Hacker News new | ask | show | jobs
by OneDeuxTriSeiGo 451 days ago
Why should it be fair use? Why would being a derivative work not be OK? There is a massive corpus of public domain and FOSS works. Likewise plenty of permissively licensed government created datasets. There is no reason why any corpus created from these sources is insufficient.
1 comments

> Why would being a derivative work not be OK?

That's not even the real problem. It's a problem, yes, but not the real problem. The problem is that before they could train the model on the book, they had to copy the book from somewhere. Is it ok to make illegal pirated copies of a copyrighted book to train your model? I think that's the issue we are dealing with here.

Whether it is ok to create a derivative work or not is beside the point.

The problem is that before they could train the model on the book, they had to copy the book from somewhere.

That, in itself, raises kind of an interesting point.

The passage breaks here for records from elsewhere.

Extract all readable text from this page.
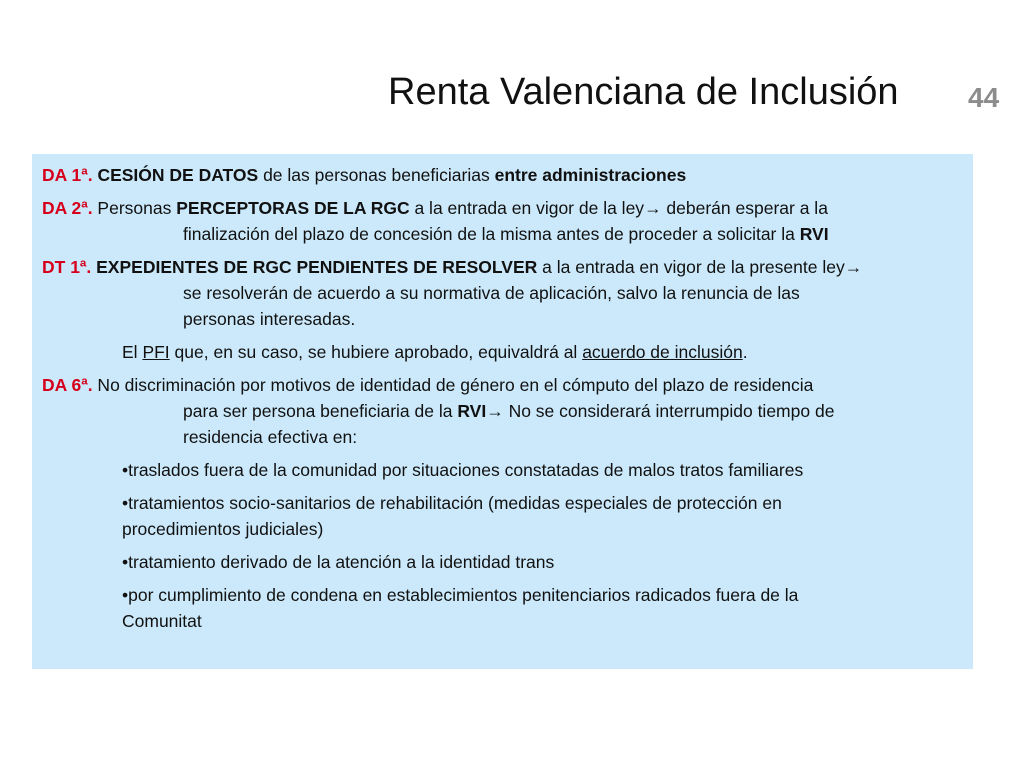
Renta Valenciana de Inclusión 44

DA 1ª. CESIÓN DE DATOS de las personas beneficiarias entre administraciones

DA 2ª. Personas PERCEPTORAS DE LA RGC a la entrada en vigor de la ley→ deberán esperar a la

finalización del plazo de concesión de la misma antes de proceder a solicitar la RVI

DT 1ª. EXPEDIENTES DE RGC PENDIENTES DE RESOLVER a la entrada en vigor de la presente ley→

se resolverán de acuerdo a su normativa de aplicación, salvo la renuncia de las

personas interesadas.

El PFI que, en su caso, se hubiere aprobado, equivaldrá al acuerdo de inclusión.

DA 6ª. No discriminación por motivos de identidad de género en el cómputo del plazo de residencia

para ser persona beneficiaria de la RVI→ No se considerará interrumpido tiempo de

residencia efectiva en:

•traslados fuera de la comunidad por situaciones constatadas de malos tratos familiares

•tratamientos socio-sanitarios de rehabilitación (medidas especiales de protección en

procedimientos judiciales)

•tratamiento derivado de la atención a la identidad trans

•por cumplimiento de condena en establecimientos penitenciarios radicados fuera de la

Comunitat
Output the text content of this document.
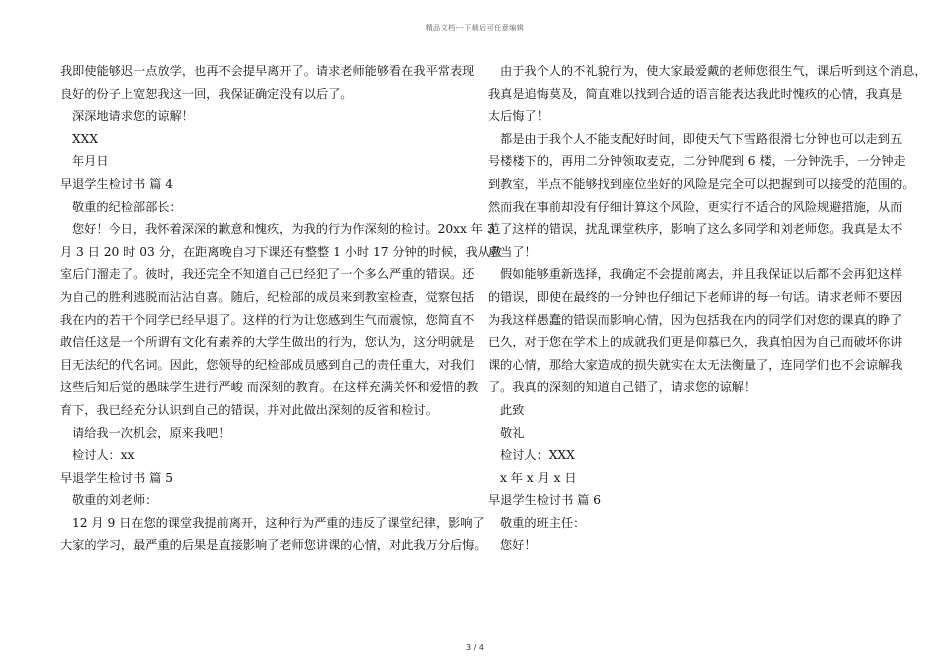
精品文档---下载后可任意编辑

我即使能够迟一点放学，也再不会提早离开了。请求老师能够看在我平常表现

良好的份子上宽恕我这一回，我保证确定没有以后了。

深深地请求您的谅解！

XXX

年月日

早退学生检讨书 篇 4

敬重的纪检部部长：

您好！今日，我怀着深深的歉意和愧疚，为我的行为作深刻的检讨。20xx 年 3

月 3 日 20 时 03 分，在距离晚自习下课还有整整 1 小时 17 分钟的时候，我从教

室后门溜走了。彼时，我还完全不知道自己已经犯了一个多么严重的错误。还

为自己的胜利逃脱而沾沾自喜。随后，纪检部的成员来到教室检查，觉察包括

我在内的若干个同学已经早退了。这样的行为让您感到生气而震惊，您简直不

敢信任这是一个所谓有文化有素养的大学生做出的行为，您认为，这分明就是

目无法纪的代名词。因此，您领导的纪检部成员感到自己的责任重大，对我们

这些后知后觉的愚昧学生进行严峻 而深刻的教育。在这样充满关怀和爱惜的教

育下，我已经充分认识到自己的错误，并对此做出深刻的反省和检讨。

请给我一次机会，原来我吧！

检讨人：xx

早退学生检讨书 篇 5

敬重的刘老师：

12 月 9 日在您的课堂我提前离开，这种行为严重的违反了课堂纪律，影响了

大家的学习，最严重的后果是直接影响了老师您讲课的心情，对此我万分后悔。

由于我个人的不礼貌行为，使大家最爱戴的老师您很生气，课后听到这个消息，

我真是追悔莫及，简直难以找到合适的语言能表达我此时愧疚的心情，我真是

太后悔了！

都是由于我个人不能支配好时间，即使天气下雪路很滑七分钟也可以走到五

号楼楼下的，再用二分钟领取麦克，二分钟爬到 6 楼，一分钟洗手，一分钟走

到教室，半点不能够找到座位坐好的风险是完全可以把握到可以接受的范围的。

然而我在事前却没有仔细计算这个风险，更实行不适合的风险规避措施，从而

范了这样的错误，扰乱课堂秩序，影响了这么多同学和刘老师您。我真是太不

应当了！

假如能够重新选择，我确定不会提前离去，并且我保证以后都不会再犯这样

的错误，即使在最终的一分钟也仔细记下老师讲的每一句话。请求老师不要因

为我这样愚蠢的错误而影响心情，因为包括我在内的同学们对您的课真的睁了

已久，对于您在学术上的成就我们更是仰慕已久，我真怕因为自己而破坏你讲

课的心情，那给大家造成的损失就实在太无法衡量了，连同学们也不会谅解我

了。我真的深刻的知道自己错了，请求您的谅解！

此致

敬礼

检讨人：XXX

x 年 x 月 x 日

早退学生检讨书 篇 6

敬重的班主任：

您好！

3 / 4
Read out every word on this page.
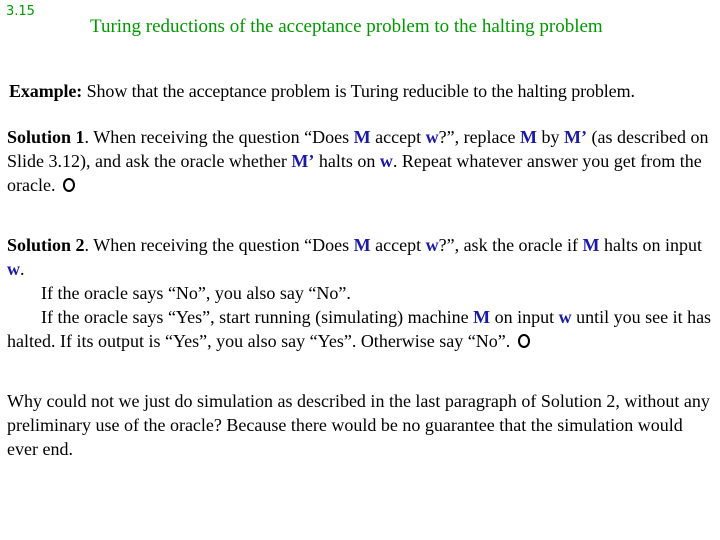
3.15
Turing reductions of the acceptance problem to the halting problem
Example: Show that the acceptance problem is Turing reducible to the halting problem.
Solution 1. When receiving the question “Does M accept w?”, replace M by M’ (as described on Slide 3.12), and ask the oracle whether M’ halts on w. Repeat whatever answer you get from the oracle.
Solution 2. When receiving the question “Does M accept w?”, ask the oracle if M halts on input w.
If the oracle says “No”, you also say “No”.
If the oracle says “Yes”, start running (simulating) machine M on input w until you see it has halted. If its output is “Yes”, you also say “Yes”. Otherwise say “No”.
Why could not we just do simulation as described in the last paragraph of Solution 2, without any preliminary use of the oracle? Because there would be no guarantee that the simulation would ever end.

Right now there's a post on the front page where people are exercising conspicuous outrage because ChatGPT rendered a good Indiana Jones likeness in response to a vague query asking for a 1930s archaeologist with a bullwhip. Was that particular response generated by ChatGPT because it "copied" Indiana Jones? Or because it was influenced by the same pulp fiction stories and deeply-embedded cultural archetypes that led Spielberg and Lucas to create the character in the first place?